The rank of Jacobian matrix at a point of affine variety is independent of choice of generators
Suppose $g$ is a $k[x_1,\cdots,x_n]$-linear combination of the $f_i$. Then we may write $$\frac{d}{dx_j}g=\frac{d}{dx_j}\left(\sum c_if_i\right)=\sum\frac{d}{dx_j}(c_if_i)=\sum\left(c_i\frac{df_i}{dx_j}+f_i\frac{dc_i}{dx_j} \right)=\left(\sum c_i\frac{df_i}{dx_j} \right)+\left(\sum f_i\frac{dc_i}{dx_j}\right). $$
It is clear that the first term on the right-most side is a $k[x_1,\cdots,x_n]$-linear combination of the $\frac{df_i}{dx_j}$, and since $f_i$ evaluate to zero at $p$, the second term on the rightmost side vanishes at $p$. So adding any element which is already in the ideal to the generating set doesn't change the rank.
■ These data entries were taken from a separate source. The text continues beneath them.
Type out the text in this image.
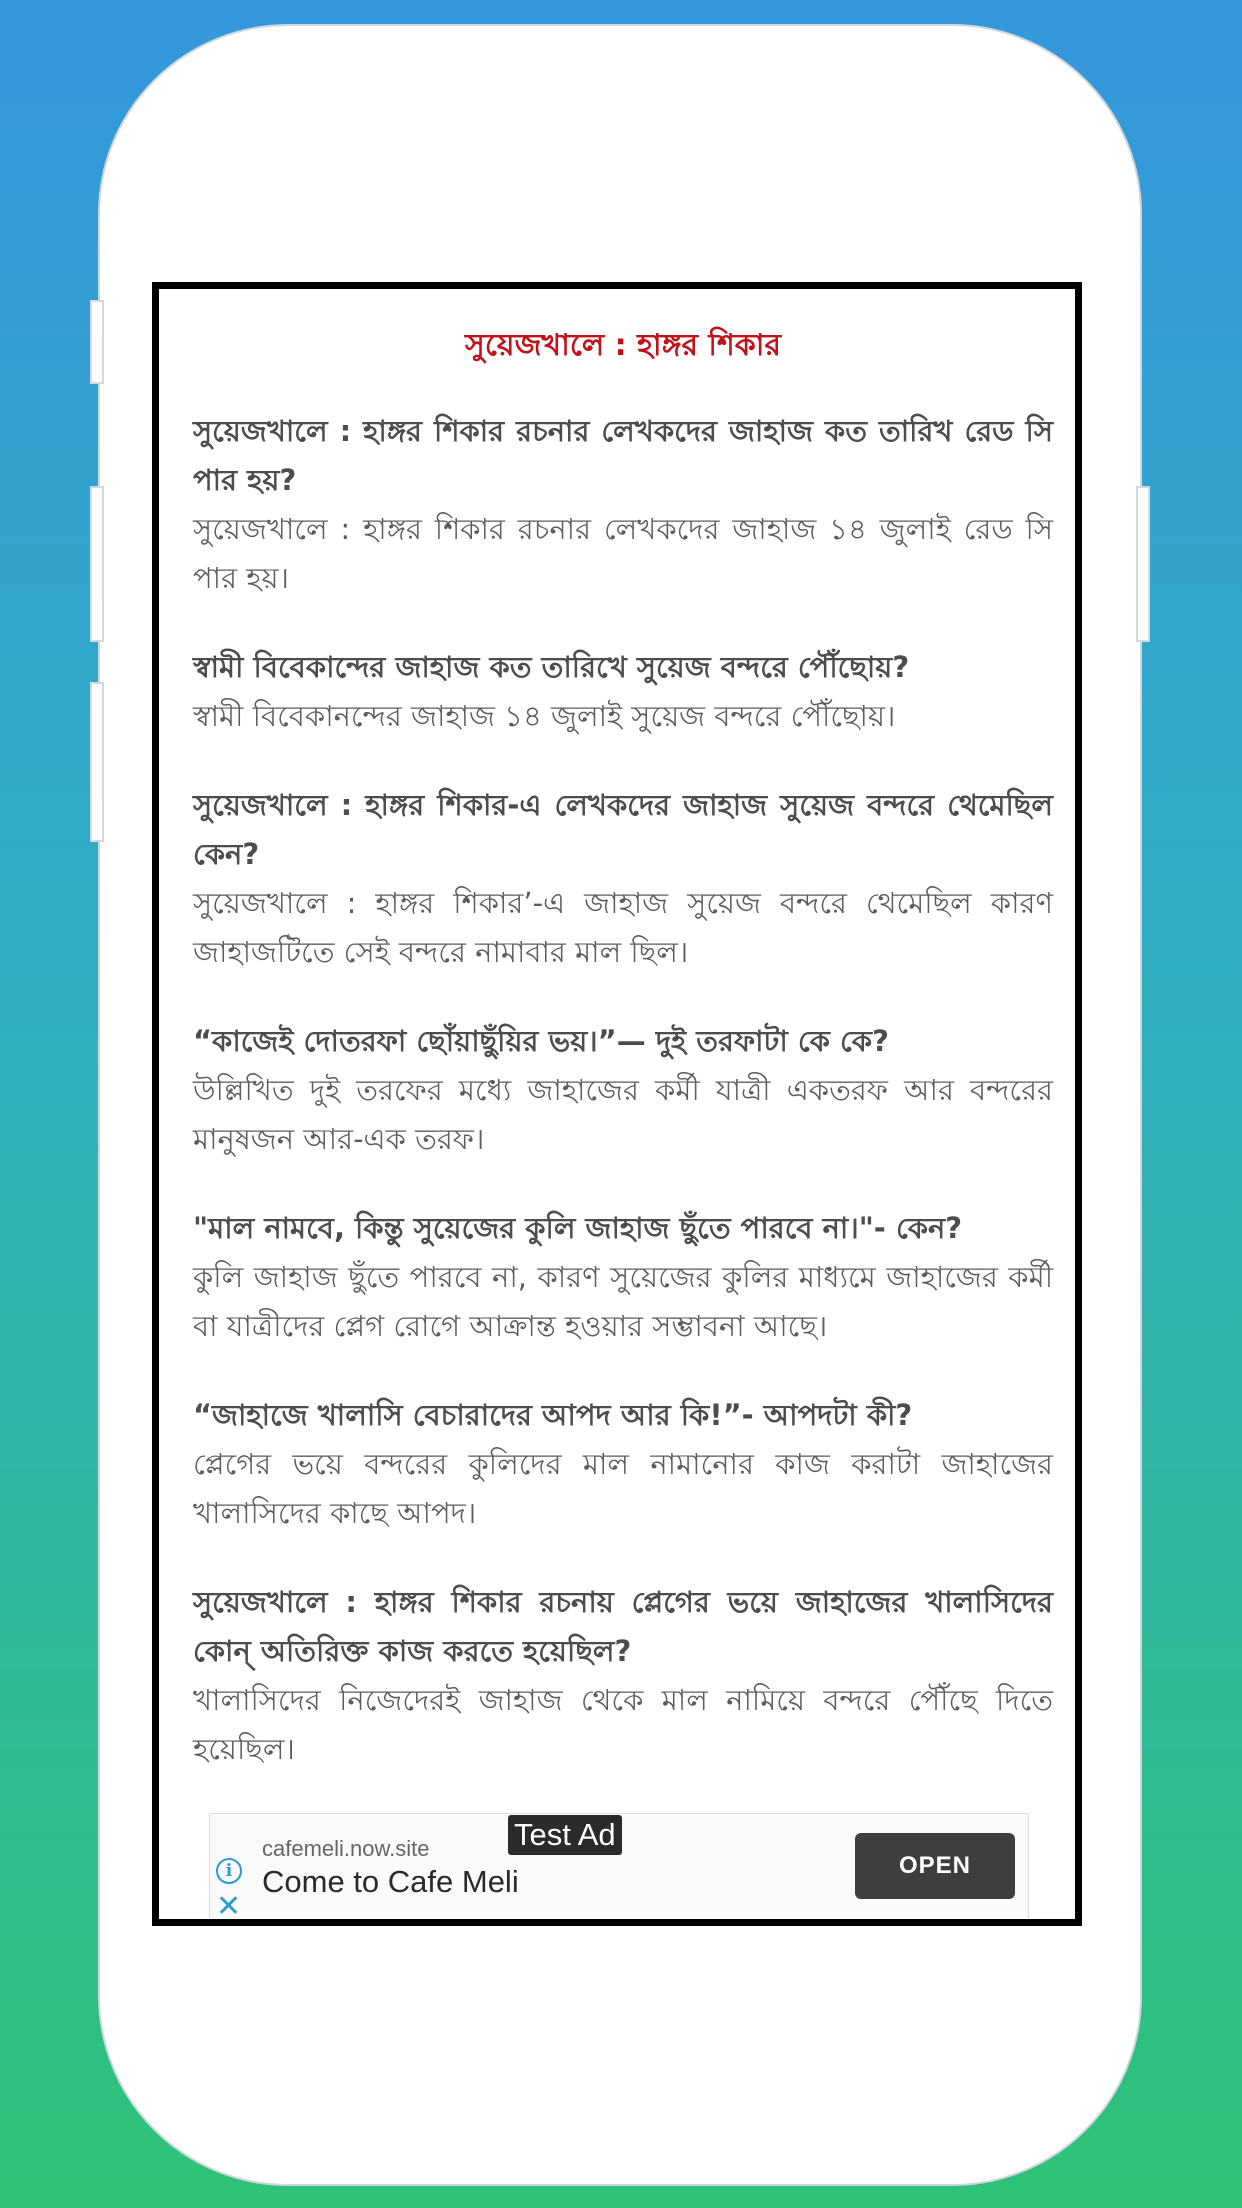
সুয়েজখালে : হাঙ্গর শিকার

সুয়েজখালে : হাঙ্গর শিকার রচনার লেখকদের জাহাজ কত তারিখ রেড সি পার হয়?

সুয়েজখালে : হাঙ্গর শিকার রচনার লেখকদের জাহাজ ১৪ জুলাই রেড সি পার হয়।

স্বামী বিবেকান্দের জাহাজ কত তারিখে সুয়েজ বন্দরে পৌঁছোয়?

স্বামী বিবেকানন্দের জাহাজ ১৪ জুলাই সুয়েজ বন্দরে পৌঁছোয়।

সুয়েজখালে : হাঙ্গর শিকার-এ লেখকদের জাহাজ সুয়েজ বন্দরে থেমেছিল কেন?

সুয়েজখালে : হাঙ্গর শিকার’-এ জাহাজ সুয়েজ বন্দরে থেমেছিল কারণ জাহাজটিতে সেই বন্দরে নামাবার মাল ছিল।

“কাজেই দোতরফা ছোঁয়াছুঁয়ির ভয়।”— দুই তরফাটা কে কে?

উল্লিখিত দুই তরফের মধ্যে জাহাজের কর্মী যাত্রী একতরফ আর বন্দরের মানুষজন আর-এক তরফ।

"মাল নামবে, কিন্তু সুয়েজের কুলি জাহাজ ছুঁতে পারবে না।"- কেন?

কুলি জাহাজ ছুঁতে পারবে না, কারণ সুয়েজের কুলির মাধ্যমে জাহাজের কর্মী বা যাত্রীদের প্লেগ রোগে আক্রান্ত হওয়ার সম্ভাবনা আছে।

“জাহাজে খালাসি বেচারাদের আপদ আর কি!”- আপদটা কী?

প্লেগের ভয়ে বন্দরের কুলিদের মাল নামানোর কাজ করাটা জাহাজের খালাসিদের কাছে আপদ।

সুয়েজখালে : হাঙ্গর শিকার রচনায় প্লেগের ভয়ে জাহাজের খালাসিদের কোন্ অতিরিক্ত কাজ করতে হয়েছিল?

খালাসিদের নিজেদেরই জাহাজ থেকে মাল নামিয়ে বন্দরে পৌঁছে দিতে হয়েছিল।

cafemeli.now.site
Come to Cafe Meli
i
✕
OPEN
Test Ad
So if you'd like to compare the ranks associated to the two finite sets of generators $\{f_i\}$ and $\{f_i'\}$, you see that you can obtain the generating set $\{f_i\}\cup\{f_i'\}$ through the above process, and the $r$ obtained from that set of generators will be the same as the $r$ obtained from both the sets $\{f_i\}$ and $\{f_i'\}$.